As a sidenote, Mort Meskin lovers will see that some of the panels are fully redone, probably because of some comic code requesed rewrite. Maybe Estrada had already left for Germany and wasn't available. The Frantic pieces are unsigned, while most of Estrada's work for Frantic was, which is the mean reason I did not used this in the book. But it looks lovely, doesn't it?

Thursday Friday

Thursday Comic Book Day.

During this year I have been showing quite a large run of John Spranger and cartoonist Lariar's detective adventure strip Bodyguard, which later changed it's name to Ben Friday. Here are the last of the Ben Friday Sundays I have, but fear not. The series was continued as The Bantam Prince, whose character was already introduced in Ben Friday. He was replaced there by Carl Pfeuer on July 8 1951, but more on that when we get there.
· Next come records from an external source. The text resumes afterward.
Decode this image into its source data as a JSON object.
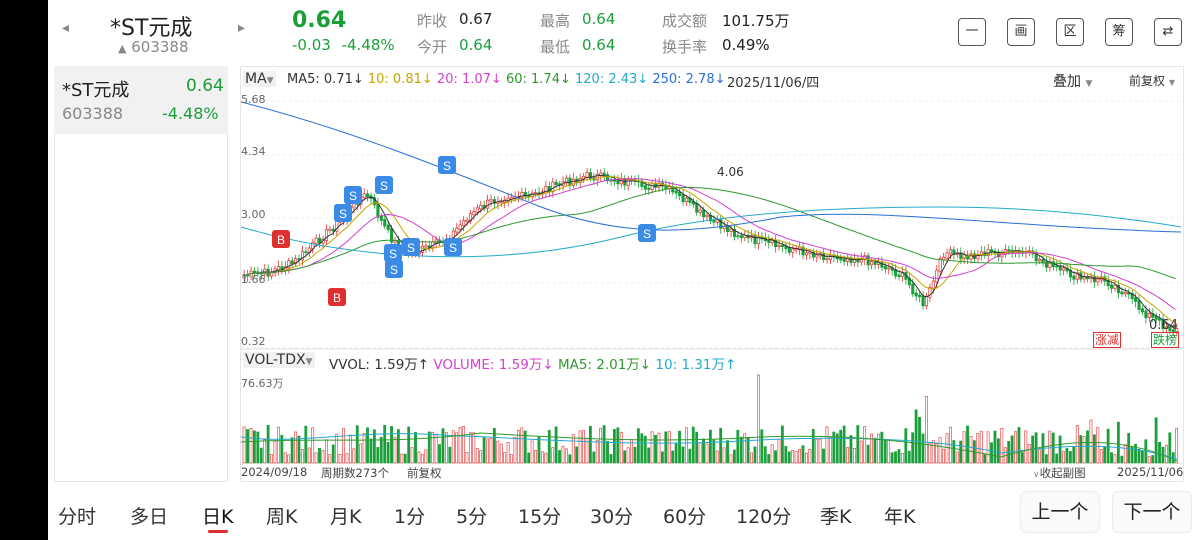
{
  "header": {
    "stock_name": "*ST元成",
    "code_prefix": "▲",
    "stock_code": "603388",
    "prev_arrow": "◂",
    "next_arrow": "▸",
    "price": "0.64",
    "change": "-0.03",
    "change_pct": "-4.48%",
    "quote": {
      "prev_close_label": "昨收",
      "prev_close": "0.67",
      "open_label": "今开",
      "open": "0.64",
      "high_label": "最高",
      "high": "0.64",
      "low_label": "最低",
      "low": "0.64",
      "amount_label": "成交额",
      "amount": "101.75万",
      "turnover_label": "换手率",
      "turnover": "0.49%"
    },
    "tools": [
      "一",
      "画",
      "区",
      "筹",
      "⇄"
    ]
  },
  "sidebar": {
    "items": [
      {
        "name": "*ST元成",
        "price": "0.64",
        "code": "603388",
        "change_pct": "-4.48%"
      }
    ]
  },
  "chart": {
    "indicator_select": "MA",
    "ma_legend": [
      {
        "text": "MA5: 0.71↓",
        "color": "#333333"
      },
      {
        "text": "10: 0.81↓",
        "color": "#c8a400"
      },
      {
        "text": "20: 1.07↓",
        "color": "#d63fd0"
      },
      {
        "text": "60: 1.74↓",
        "color": "#2f9a2f"
      },
      {
        "text": "120: 2.43↓",
        "color": "#22aacc"
      },
      {
        "text": "250: 2.78↓",
        "color": "#2a6fd6"
      }
    ],
    "date": "2025/11/06/四",
    "overlay_select": "叠加",
    "adjust_select": "前复权",
    "price_axis": [
      "5.68",
      "4.34",
      "3.00",
      "1.66",
      "0.32"
    ],
    "peak_label": "4.06",
    "last_label": "0.64",
    "gain_rank": "涨减",
    "loss_rank": "跌榜",
    "vol_select": "VOL-TDX",
    "vol_legend": [
      {
        "text": "VVOL: 1.59万↑",
        "color": "#333333"
      },
      {
        "text": "VOLUME: 1.59万↓",
        "color": "#d63fd0"
      },
      {
        "text": "MA5: 2.01万↓",
        "color": "#2f9a2f"
      },
      {
        "text": "10: 1.31万↑",
        "color": "#22aacc"
      }
    ],
    "vol_max": "76.63万",
    "start_date": "2024/09/18",
    "period_count": "周期数273个",
    "adjust_footer": "前复权",
    "collapse_label": "收起副图",
    "end_date": "2025/11/06",
    "signals_B": [
      "B",
      "B"
    ],
    "signals_S": [
      "S",
      "S",
      "S",
      "S",
      "S",
      "S",
      "S",
      "S",
      "S"
    ]
  },
  "bottom_tabs": [
    "分时",
    "多日",
    "日K",
    "周K",
    "月K",
    "1分",
    "5分",
    "15分",
    "30分",
    "60分",
    "120分",
    "季K",
    "年K"
  ],
  "active_tab": "日K",
  "prev_button": "上一个",
  "next_button": "下一个",
  "colors": {
    "up": "#e0302e",
    "down": "#1a9e3a",
    "accent": "#e0302e"
  }
}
I am not completely sure where the name change occurred, because my Ben Fridays end here on October 8 and start with The Bantam Prince on October 29.




Wednesday, December 06, 2017

Everywhere You Look

Wednesday Advertising Day.

Some newspaper ads, most probably from the famous Johnstone and Cushing agency.


I normally don't scan stuff that is cut, but I think these late fifties Camels ads by Dik Browne are so nice and so rare, that I am sharing this one from the bak of another strip anyway. Note that it is from 1959, so well into Browne's run of Hi and Lois (daily and Sunday, while he was also doing a weekly strip for the Boy's Life comic section). Most have been a very well paying assignment.


Between 1940 and 1945 Camels were doing their famous celebrity assignment strips. After that, they diversivied. First they had Bob Buggs Sgt. Bilko ads and later the square ones by Dik Brown. But they didn't own the celebrity endorsement idea. They were all over popular culture, including newspaper comic strip ads. So these ones are for all the Peggy Lee and Fontaine sisters fans out there.


Just a seperate and rather bland one, which sems to me to be by Elmer Wexler.


And aother bland one, which is by an unexpected visitor at Johnstone and Cushing, signing NC. Comic book (and Batman) fans know this is Nick Cardy, who did a lot of work on J&C's comic book section in Boy's Life and later joined his fellow J&C regular Neal Adams at DC doing Batman and horror covers.


And finally a sample of what I call the Rosetta stone series of ads for the Smith Brothers black coughdrops. It showcases the same style as the Lipton Tea ads, which always seeed to me to be by Dik Browne and Gill Fox imitating the Harry Haenigson style. In the Smith Brotehrs ads you can see three styles, the first unsigned - which seems like the Lipton Tea ads, the second signed by Gill Fox - which is like the Lipton Tea style but slightly different and the third signed by Bill Williams - who took over a couple of Dik Browne's accounts when he left for Hi and Lois.

Tuesday, December 05, 2017

A Chappie, A Sappy and a Poppy

Tuesday Comic Strip Day.

Thimble Theatre and Popeye's daddy Elzie Segar started out doing Charlie Chaplin strips and I found a few.


Thimble Theatre itself wasn't too bad either before Popeye came on and stole the show.